Algunas niñas jamás se lo hubieran perdonado. Algunas niñas jamás habrían superado la ausencia de un padre. Las mujeres de la familia, ricas y solteronas, tejieron en torno a Cynthia un capullo protector. Le dieron estudios. Le dieron caballos para que montara y vestidos de fiesta para que jugara con ellos. Le dijeron que fuera a merendar a la plaza Berkeley, donde vivían algunas de aquellas formidables solteronas, y así lo hizo. Las visitó en sus quintas repletas de flores en el Algarve y en España, y le intimidaron sus miradas severas y la seriedad con que hablaban.

Fue una niña criada entre adultos. Su madre prescindió de niñeras en cuanto Cynthia pudo sostenerse en pie y controlar sus necesidades, y a menudo la llevó con ella en sus expediciones por los clubes nocturnos con principiantes y jugadores, con los seductores y los derrochadores que la cortejaban. Porque la madre de Cynthia era una mujer hermosa.

Pero el sueño que anidaba tras los ojos de Cynthia durante esta lenta y prolongada sucesión de mesas de restaurante y corteses vasos de agua fría, de té caliente o de limonada tibia, era el de su padre. Todos los años, su padre descendía de las nubes y se llevaba a su hija de ojos pardos y cabellos negros a desayunar en La Posada del Parque, donde la encendía por dentro con la alegría de su risa y su sonrisa, los movimientos de su extravagante mostacho, la perfección de sus modales. Estaban enamorados. Lo habían estado durante toda su vida separada, y ahora Hugo se encontraba con ellos en su morada de gozo y los contemplaba con la curiosidad de quien jamás había visto a unas personas que expresaran tan públicamente su felicidad particular. Casi le hacían llorar de vergüenza por sus apocadas inhibiciones. Le hacían guardar silencio. Lo sosegaban y le hacían sonreír.

La noche del cumpleaños de Ross salieron a cenar fríjoles negros en El Chino Cubano. Los dos jóvenes y el maestro. Los niños y el hombre de mundo. Hugo lo contemplaba con la intensidad de un adolescente que quiere reinventar a su propio padre. Quería que Ross fuera suyo, que fuera de su sangre. Pero más que eso, quería pertenecer a Ross, ser hijo suyo. Como hombre, era superior. Como padre, era inaudito. Su bigote de mosquetero y su masa de rizos negros le daban el aspecto de un violinista gitano. Su cuerpo era una ondulación de músculos esculpidos por el boxeo y el kárate. Era esbelto, y de porte sereno. Les hablaba como si todo dependiera de ellos, como si estuviera en sus manos el aceptar o rechazar cualquier elección, como si el futuro se extendiera ante los dos como una hoja de papel con lentejuelas sobre la que podían danzar cualesquiera pasos eligieran. Le dijo a Hugo que el mundo era su ostra, y, durante la cena de cumpleaños en El Chino Cubano, le preguntó por qué no se acostaba con su hija. ¿Cómo podía rechazarla?

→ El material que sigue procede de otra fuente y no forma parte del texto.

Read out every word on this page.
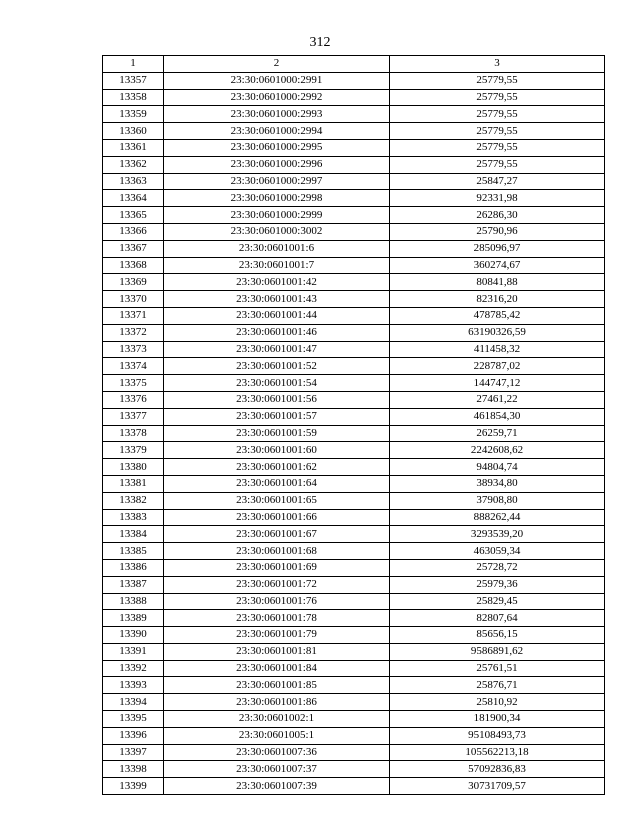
312
1	2	3
13357	23:30:0601000:2991	25779,55
13358	23:30:0601000:2992	25779,55
13359	23:30:0601000:2993	25779,55
13360	23:30:0601000:2994	25779,55
13361	23:30:0601000:2995	25779,55
13362	23:30:0601000:2996	25779,55
13363	23:30:0601000:2997	25847,27
13364	23:30:0601000:2998	92331,98
13365	23:30:0601000:2999	26286,30
13366	23:30:0601000:3002	25790,96
13367	23:30:0601001:6	285096,97
13368	23:30:0601001:7	360274,67
13369	23:30:0601001:42	80841,88
13370	23:30:0601001:43	82316,20
13371	23:30:0601001:44	478785,42
13372	23:30:0601001:46	63190326,59
13373	23:30:0601001:47	411458,32
13374	23:30:0601001:52	228787,02
13375	23:30:0601001:54	144747,12
13376	23:30:0601001:56	27461,22
13377	23:30:0601001:57	461854,30
13378	23:30:0601001:59	26259,71
13379	23:30:0601001:60	2242608,62
13380	23:30:0601001:62	94804,74
13381	23:30:0601001:64	38934,80
13382	23:30:0601001:65	37908,80
13383	23:30:0601001:66	888262,44
13384	23:30:0601001:67	3293539,20
13385	23:30:0601001:68	463059,34
13386	23:30:0601001:69	25728,72
13387	23:30:0601001:72	25979,36
13388	23:30:0601001:76	25829,45
13389	23:30:0601001:78	82807,64
13390	23:30:0601001:79	85656,15
13391	23:30:0601001:81	9586891,62
13392	23:30:0601001:84	25761,51
13393	23:30:0601001:85	25876,71
13394	23:30:0601001:86	25810,92
13395	23:30:0601002:1	181900,34
13396	23:30:0601005:1	95108493,73
13397	23:30:0601007:36	105562213,18
13398	23:30:0601007:37	57092836,83
13399	23:30:0601007:39	30731709,57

Necesitaba ir al retrete y necesitaba ayuda. Cualquier movimiento que lo apartara de la posición horizontal le hacía sentir náuseas. Notaba que los fluidos de su interior se volvían cada vez más claros y enfermizos, notaba discurrir el veneno por las venas. Cuando se miraba los pies, fríos, marchitos y amarillentos sobre el linóleo, le parecía que sus piernas iban a quebrarse como si fueran ramitas y que iba a yacer moribundo al pie de una taza de retrete. Sería una urna funeraria adecuada. Un último destello de humor en una vida que se escurría gota a gota por el tubo de los desechos.

Necesitaba ir al retrete y necesitaba la ayuda de Cynthia. La tenía allí. Ella sabía qué había que hacer. En realidad, ni siquiera la había saludado todavía. Así que le dijo: «Hola. ¿Puedes acompañarme al retrete?» Al despertar, su propia voz le sonaba muy lejana. Un eco en una habitación remota. Se encontraba tan consumido, tan hundido, que nada le parecía cercano salvo el dolor. El chorreo ácido de la mierda entre sus piernas. El dolor sordo que carcomía su pecho y le dejaba sin aliento. El dolor que se alzaba y caía entre sus dientes y su cabeza como una marea rápidamente cambiante.